Professional car styling products - Aldor Automotive - Netherlands

Polyurethane reaction injection molding (RIM) technology was developed in the late 1960s by Bayer AG. Since then, the technology has evolved dramatically as more and more product designers and manufacturers have learned to tap the unique capabilities and benefits of RIM for an ever-growing range of products. The universal physical characteristics of polyurethane RIM parts are high strength and low weight. Like thermoplastic injection molding, RIM is a plastics-forming process that uses molds to form parts. But the similarity ends there.

 

The polyurethanes begin as two liquid components, compared with the pellet form of most thermoplastics. These liquid components - an isocyanate and a polyol - are developed in two-part formulations, which are often called polyurethane RIM systems. Depending on how the polyurethane RIM system is formulated, the parts molded with it can be a foam or a solid, and they can vary from flexible to extremely rigid.
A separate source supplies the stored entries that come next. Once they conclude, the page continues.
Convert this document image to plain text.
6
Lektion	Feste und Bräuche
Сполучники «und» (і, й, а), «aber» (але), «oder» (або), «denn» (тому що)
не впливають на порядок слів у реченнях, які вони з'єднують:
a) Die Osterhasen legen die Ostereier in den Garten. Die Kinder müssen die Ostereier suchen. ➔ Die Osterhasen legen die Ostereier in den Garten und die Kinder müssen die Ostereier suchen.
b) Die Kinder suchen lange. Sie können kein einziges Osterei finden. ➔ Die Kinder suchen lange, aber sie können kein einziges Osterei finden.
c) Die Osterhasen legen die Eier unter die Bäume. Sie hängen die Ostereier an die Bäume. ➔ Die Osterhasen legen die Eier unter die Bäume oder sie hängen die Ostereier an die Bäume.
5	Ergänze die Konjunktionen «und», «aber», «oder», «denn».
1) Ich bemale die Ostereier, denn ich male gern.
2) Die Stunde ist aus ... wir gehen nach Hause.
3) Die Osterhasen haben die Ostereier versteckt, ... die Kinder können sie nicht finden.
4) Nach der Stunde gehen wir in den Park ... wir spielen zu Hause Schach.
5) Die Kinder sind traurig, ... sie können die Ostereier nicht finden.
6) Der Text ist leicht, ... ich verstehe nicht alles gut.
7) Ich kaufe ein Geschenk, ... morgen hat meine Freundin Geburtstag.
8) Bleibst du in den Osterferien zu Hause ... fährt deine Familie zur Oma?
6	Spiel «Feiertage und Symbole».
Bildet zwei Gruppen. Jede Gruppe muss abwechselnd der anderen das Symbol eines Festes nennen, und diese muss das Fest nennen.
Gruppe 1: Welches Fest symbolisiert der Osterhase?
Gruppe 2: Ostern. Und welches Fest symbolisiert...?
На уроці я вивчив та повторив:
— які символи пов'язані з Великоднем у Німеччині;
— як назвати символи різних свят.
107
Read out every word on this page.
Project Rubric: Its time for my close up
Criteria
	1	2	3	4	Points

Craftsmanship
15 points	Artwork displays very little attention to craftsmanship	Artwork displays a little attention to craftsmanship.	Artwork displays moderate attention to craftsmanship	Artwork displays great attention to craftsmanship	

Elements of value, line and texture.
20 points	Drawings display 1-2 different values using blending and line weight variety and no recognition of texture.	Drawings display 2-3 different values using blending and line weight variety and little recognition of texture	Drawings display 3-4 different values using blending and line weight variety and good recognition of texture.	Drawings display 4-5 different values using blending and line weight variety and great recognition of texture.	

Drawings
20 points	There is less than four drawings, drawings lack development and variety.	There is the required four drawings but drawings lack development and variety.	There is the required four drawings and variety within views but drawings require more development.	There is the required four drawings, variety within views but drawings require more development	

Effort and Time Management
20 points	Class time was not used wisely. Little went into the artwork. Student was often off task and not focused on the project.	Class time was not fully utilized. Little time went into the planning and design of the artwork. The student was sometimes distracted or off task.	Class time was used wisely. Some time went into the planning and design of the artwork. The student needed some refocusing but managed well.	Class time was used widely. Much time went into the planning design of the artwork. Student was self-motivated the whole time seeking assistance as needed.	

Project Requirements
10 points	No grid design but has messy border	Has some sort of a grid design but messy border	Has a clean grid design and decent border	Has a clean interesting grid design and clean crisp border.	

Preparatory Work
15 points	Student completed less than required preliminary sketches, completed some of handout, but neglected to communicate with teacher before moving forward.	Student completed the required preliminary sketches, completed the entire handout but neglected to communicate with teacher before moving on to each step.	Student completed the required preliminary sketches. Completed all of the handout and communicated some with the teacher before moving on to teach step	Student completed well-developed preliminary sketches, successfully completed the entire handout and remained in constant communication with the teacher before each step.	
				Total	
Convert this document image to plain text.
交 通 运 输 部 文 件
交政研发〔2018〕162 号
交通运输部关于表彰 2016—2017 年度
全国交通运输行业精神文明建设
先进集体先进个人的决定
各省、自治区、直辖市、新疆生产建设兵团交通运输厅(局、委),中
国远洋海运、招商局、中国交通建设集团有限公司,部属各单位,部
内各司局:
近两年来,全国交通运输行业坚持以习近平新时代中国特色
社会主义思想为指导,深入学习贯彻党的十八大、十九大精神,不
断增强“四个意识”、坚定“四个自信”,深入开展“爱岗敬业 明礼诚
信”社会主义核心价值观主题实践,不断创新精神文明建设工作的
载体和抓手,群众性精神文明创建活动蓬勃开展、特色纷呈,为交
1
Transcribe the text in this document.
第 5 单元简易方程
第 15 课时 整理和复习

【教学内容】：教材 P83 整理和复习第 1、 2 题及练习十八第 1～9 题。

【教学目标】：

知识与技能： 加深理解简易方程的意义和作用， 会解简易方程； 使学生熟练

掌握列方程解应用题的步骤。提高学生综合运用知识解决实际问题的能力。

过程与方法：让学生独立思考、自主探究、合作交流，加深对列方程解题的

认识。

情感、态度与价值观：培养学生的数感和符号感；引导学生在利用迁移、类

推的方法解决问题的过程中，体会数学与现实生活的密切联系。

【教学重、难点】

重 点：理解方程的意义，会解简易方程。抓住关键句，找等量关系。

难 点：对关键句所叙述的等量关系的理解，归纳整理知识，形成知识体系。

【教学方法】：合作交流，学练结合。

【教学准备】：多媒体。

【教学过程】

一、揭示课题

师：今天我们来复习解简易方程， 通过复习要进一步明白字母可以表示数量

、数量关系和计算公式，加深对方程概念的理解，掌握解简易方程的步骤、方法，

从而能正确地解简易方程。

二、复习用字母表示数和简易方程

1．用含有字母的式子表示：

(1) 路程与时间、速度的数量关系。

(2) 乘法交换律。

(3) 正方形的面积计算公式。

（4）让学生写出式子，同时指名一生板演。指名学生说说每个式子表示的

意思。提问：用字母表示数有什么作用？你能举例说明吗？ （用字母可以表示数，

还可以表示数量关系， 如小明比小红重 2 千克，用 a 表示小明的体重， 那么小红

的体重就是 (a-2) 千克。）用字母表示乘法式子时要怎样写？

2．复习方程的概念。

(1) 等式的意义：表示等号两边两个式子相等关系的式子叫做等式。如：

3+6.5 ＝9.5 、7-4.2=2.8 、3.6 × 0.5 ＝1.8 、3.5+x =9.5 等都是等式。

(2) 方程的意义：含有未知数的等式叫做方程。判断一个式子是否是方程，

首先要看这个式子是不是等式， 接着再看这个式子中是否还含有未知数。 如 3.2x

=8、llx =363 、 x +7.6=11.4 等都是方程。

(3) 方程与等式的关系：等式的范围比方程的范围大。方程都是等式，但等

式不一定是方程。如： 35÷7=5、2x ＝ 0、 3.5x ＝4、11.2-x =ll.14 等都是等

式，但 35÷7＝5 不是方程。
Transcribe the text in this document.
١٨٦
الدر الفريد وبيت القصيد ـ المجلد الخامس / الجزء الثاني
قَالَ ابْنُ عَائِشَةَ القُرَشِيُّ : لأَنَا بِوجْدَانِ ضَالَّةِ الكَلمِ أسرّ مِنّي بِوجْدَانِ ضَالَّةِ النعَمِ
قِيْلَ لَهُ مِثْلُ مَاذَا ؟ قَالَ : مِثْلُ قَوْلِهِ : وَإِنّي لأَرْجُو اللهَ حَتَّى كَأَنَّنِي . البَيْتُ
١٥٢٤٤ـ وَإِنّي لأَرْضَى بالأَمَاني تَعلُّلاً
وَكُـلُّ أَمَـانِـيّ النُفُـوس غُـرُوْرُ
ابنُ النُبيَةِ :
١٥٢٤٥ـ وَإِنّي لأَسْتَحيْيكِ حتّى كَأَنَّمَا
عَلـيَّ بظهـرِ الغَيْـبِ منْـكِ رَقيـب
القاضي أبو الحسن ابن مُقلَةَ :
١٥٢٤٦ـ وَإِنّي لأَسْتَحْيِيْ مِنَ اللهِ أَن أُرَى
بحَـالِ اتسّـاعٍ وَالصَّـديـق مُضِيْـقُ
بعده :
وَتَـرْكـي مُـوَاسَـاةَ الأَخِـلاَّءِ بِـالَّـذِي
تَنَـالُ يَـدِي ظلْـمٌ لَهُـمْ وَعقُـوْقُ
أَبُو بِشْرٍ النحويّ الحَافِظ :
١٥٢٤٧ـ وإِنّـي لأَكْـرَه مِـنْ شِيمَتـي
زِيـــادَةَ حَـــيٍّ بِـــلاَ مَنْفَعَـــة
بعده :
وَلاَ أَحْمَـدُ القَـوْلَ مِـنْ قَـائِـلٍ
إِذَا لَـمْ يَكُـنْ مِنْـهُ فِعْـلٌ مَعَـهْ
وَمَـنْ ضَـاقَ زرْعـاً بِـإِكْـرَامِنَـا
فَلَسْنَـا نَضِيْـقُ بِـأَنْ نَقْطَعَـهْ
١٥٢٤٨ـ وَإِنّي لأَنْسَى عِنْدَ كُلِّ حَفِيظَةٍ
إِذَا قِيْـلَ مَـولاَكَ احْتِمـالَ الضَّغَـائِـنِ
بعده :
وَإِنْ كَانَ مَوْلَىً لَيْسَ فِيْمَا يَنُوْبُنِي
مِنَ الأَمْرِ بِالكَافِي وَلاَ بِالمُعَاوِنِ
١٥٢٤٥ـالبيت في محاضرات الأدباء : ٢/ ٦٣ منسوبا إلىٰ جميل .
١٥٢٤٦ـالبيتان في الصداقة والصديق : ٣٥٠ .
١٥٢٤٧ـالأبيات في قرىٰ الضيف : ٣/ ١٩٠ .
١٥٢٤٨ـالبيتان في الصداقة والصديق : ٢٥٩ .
Thus, polyurethane RIM processing can produce virtually anything from a very flexible foam-core part to a rigid solid part. Part density can vary widely, too, with specific gravities ranging from 0.2 to 1.6.



 

At the heart of the polyurethane RIM process is a chemical reaction between the two liquid components, which are held in separate, temperature-controlled feed tanks equipped with agitators. From these tanks, the isocyanate and polyol feed through supply lines to metering units that precisely meter both components, at high pressure, to a mixhead device.

 

When injection of the liquids into the mold begins, the valves in the mixhead open. The liquid reactants enter a chamber in the mixhead at pressures between 1,500 and 3,000 psi, and they are intensively mixed by high-velocity impingement. From the mix chamber, the liquid then flows into the mold at approximately atmospheric pressure. Inside the mold, the liquid undergoes an exothermic chemical reaction, which forms the polyurethane polymer in the mold.

 

Shot and cycle times vary, depending on the part size and the polyurethane system used. An average mold for an elastomeric part may be filled in one second or less and be ready for demolding in 30-60 seconds. Special extended gel-time polyurethane RIM systems allow the processor enough time to fill very large molds using equipment originally designed for smaller molds.